Let $D, E, F$ denote the point of tangency of $\gamma$ with sides $BC, CA, AB$ respectively. Lemma: Let $I$ denote the incenter of $\triangle ABC$, with $M$ being the midpoint of $AB$. Then: $AM, EF, DI$ are concurrent. Proof: Let $X = DI \cap EF$. Let $B'C'$ be a line passing though $X$ with $B'C' \parallel BC$. Notice that, the pedal triangle of point $I$ onto $\triangle AB'C'$ is degenerate which implies $I$ lies on $\triangle AB'C'$. Since $AI$ is the angle bisector of $\angle B'AC'$, and $X$ is the foot of perpendicular of $I$ onto $B'C'$, we have: $X$ to be the midpoint of $BC$. Taking homothety gives us the result. Note that, $KXLP$ is an isosceles trapezoid. Due to the above lemma, let $R$ denote the concurrency point of lines $AM, EF, DI$. Note that: $R$ lies on $XP$. Let $A'$ be a point such that: $AA' \parallel BC$ with $A', X, P$ collinear. Notice that, as we get $(A, A'), (K, X), (R, R), (P, L)$ are symmetric with-respect to line $DR$: $$-1=(AR;KL) = (A'R; XP).$$Taking perspective into line $BC$ from point $A$ gives: $$-1 = (A'R; XP) = (\infty M; QP).$$Therefore $M$ is the midpoint of $PQ$ and we are done.

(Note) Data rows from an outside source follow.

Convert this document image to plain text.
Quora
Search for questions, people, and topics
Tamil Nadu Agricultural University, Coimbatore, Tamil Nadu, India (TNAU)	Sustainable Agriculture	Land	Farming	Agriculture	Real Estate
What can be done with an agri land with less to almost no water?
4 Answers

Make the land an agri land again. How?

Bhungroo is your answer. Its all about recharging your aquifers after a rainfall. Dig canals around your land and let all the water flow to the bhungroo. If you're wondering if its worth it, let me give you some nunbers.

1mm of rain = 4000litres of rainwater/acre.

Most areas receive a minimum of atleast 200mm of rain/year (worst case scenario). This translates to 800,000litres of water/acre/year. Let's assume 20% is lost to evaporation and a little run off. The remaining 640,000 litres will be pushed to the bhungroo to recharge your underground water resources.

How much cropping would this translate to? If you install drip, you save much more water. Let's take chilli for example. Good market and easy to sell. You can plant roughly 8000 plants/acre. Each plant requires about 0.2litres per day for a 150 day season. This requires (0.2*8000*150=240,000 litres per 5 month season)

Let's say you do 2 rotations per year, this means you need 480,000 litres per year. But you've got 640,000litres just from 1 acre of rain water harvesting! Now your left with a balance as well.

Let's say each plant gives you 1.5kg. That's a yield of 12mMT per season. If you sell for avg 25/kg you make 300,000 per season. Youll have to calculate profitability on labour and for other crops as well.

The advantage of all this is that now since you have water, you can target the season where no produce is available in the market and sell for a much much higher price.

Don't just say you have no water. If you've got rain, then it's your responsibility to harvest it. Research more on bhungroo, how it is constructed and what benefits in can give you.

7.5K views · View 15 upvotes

It is well known that the polar of $AM\cap EF$ where $EF$ are the incircle touch points on $AB$ and $AC$ is the line through $A$ parallel to $BC$ and also that if $D$ is the last touch point that the perpendicular from $D$ goes through $AM\cap EF$. Now let $AM\cap EF$ be $J$. Clearly $XY$ passes through $J$ so projecting from $A$ proves the result.